Socialising is not something children instinctively know how to do. It is not acquired by completing a worksheet. It develops through trial and error: Negotiating games, resolving small conflicts, managing rejection, finding allies, and laughing together. These experiences are just as vital as literacy and numeracy, if not more so, for development. Yet, they are rarely recognised as such.
We discuss social skills only when there is a problem, but we seldom organise school days to actively foster supportive social connections. Ironically, this lack of informal time to socialise might undermine the very wellbeing programmes we invest in.
We can teach children about empathy, resilience, and emotional regulation through structured lessons, but if they lack opportunities to apply these skills in real relationships, the learning remains abstract. Wellbeing needs to be practised as well as taught.
Parents frequently notice the effects of this imbalance at home: Children who appear ‘fine’ at school, but fall apart emotionally in the evening. Young people are often drained by relentless performance and comparison. Teenagers are surrounded by peers all day, yet feel profoundly lonely. These are not failures of individual coping: They are signals that connection has been squeezed out by busyness.

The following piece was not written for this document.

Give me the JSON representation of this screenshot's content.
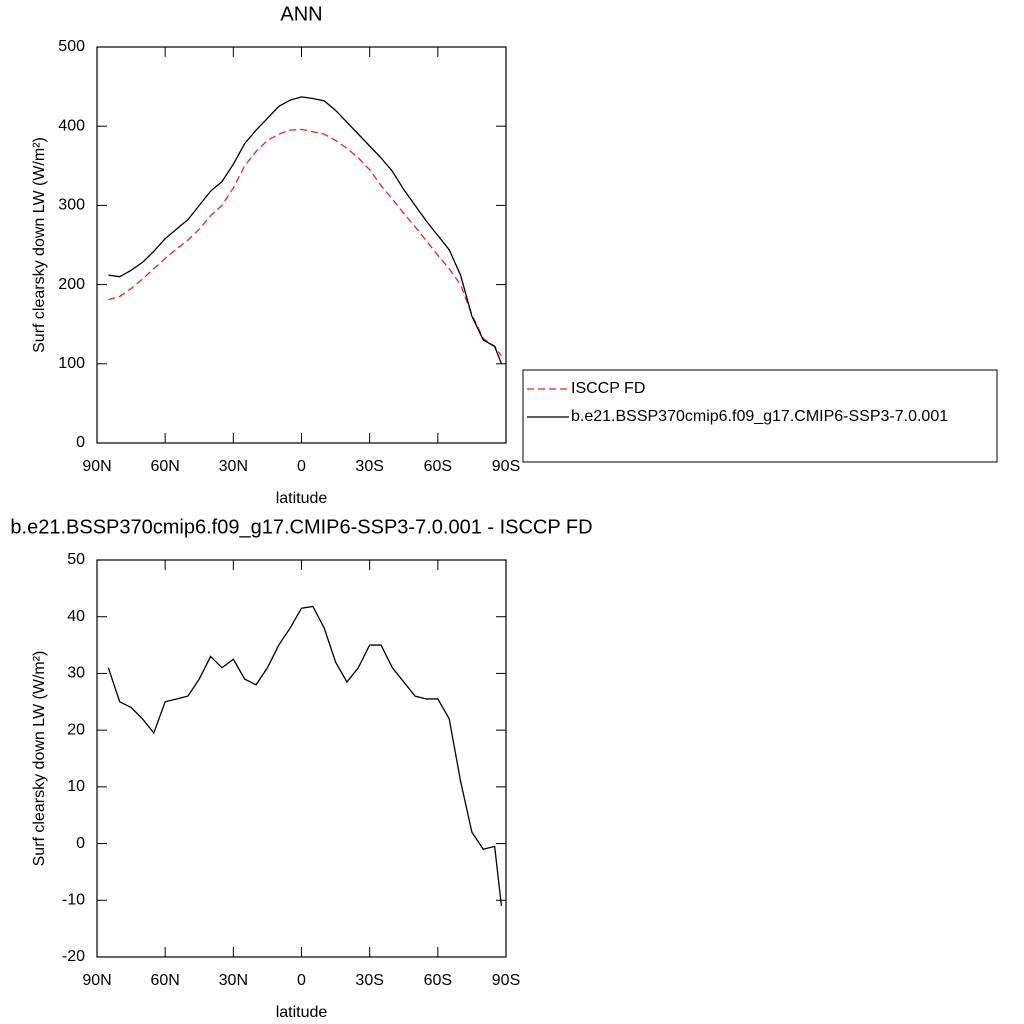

This recommendation is encouraging, but it comes with a caveat. Teachers cannot act as therapists, and schools cannot operate as clinics. Their greatest strength lies in what they can be, which are environments where relationships are valued and children feel secure enough to learn.
For parents, this shifts our view of what makes a ‘good school’. It is tempting to focus on results, league tables, or the number of programmes available. However, wellbeing is seldom about quantity — it concerns the quality of relationships, culture, and everyday exchanges.
A school that protects play, champions inclusion, and fosters space for connection is doing important preventative mental-health work, even if it never describes it as such or is recognised with a flag or other measure.
This also challenges us as parents to reflect on the messages we send. When we rush children from activity to activity, or measure success solely through achievement, we mirror the same pressures that exist in schools.
Connection takes time. Belonging requires repetition. Friendship needs boredom, freedom, and the occasional awkward silence. We need to create spaces for our children to socialise and recognise that these are not luxuries; they are essential developmental requirements.
When considering the role of mental wellbeing programmes in schools, the real conclusion isn’t that we need more content, lessons, or policies — although guidance and resources certainly play an important part. The deeper issue is cultural. Do we organise school life in a way that recognises socialising as essential, and not just an afterthought? Do we give children enough space to interact with each other in unstructured ways? Do we see wellbeing as something experienced daily, rather than something provided occasionally?
Socialising is crucial for children and young people, especially in a world where much interaction happens online. Learning how to engage with others, with all the messy, rewarding, frustrating aspects, is essential for mental health. If schools are serious about wellbeing, they must protect and prioritise the conditions that encourage connection and, crucially, be supported by the Department of Education in doing so.
Ultimately, wellbeing is not a programme you complete. It is a practice, shaped by relationships, routines, and the subtle signals children receive about belonging.
When we get the concept of belonging right, both learning and mental health are strengthened. When we don’t, no amount of curriculum time can make up the difference.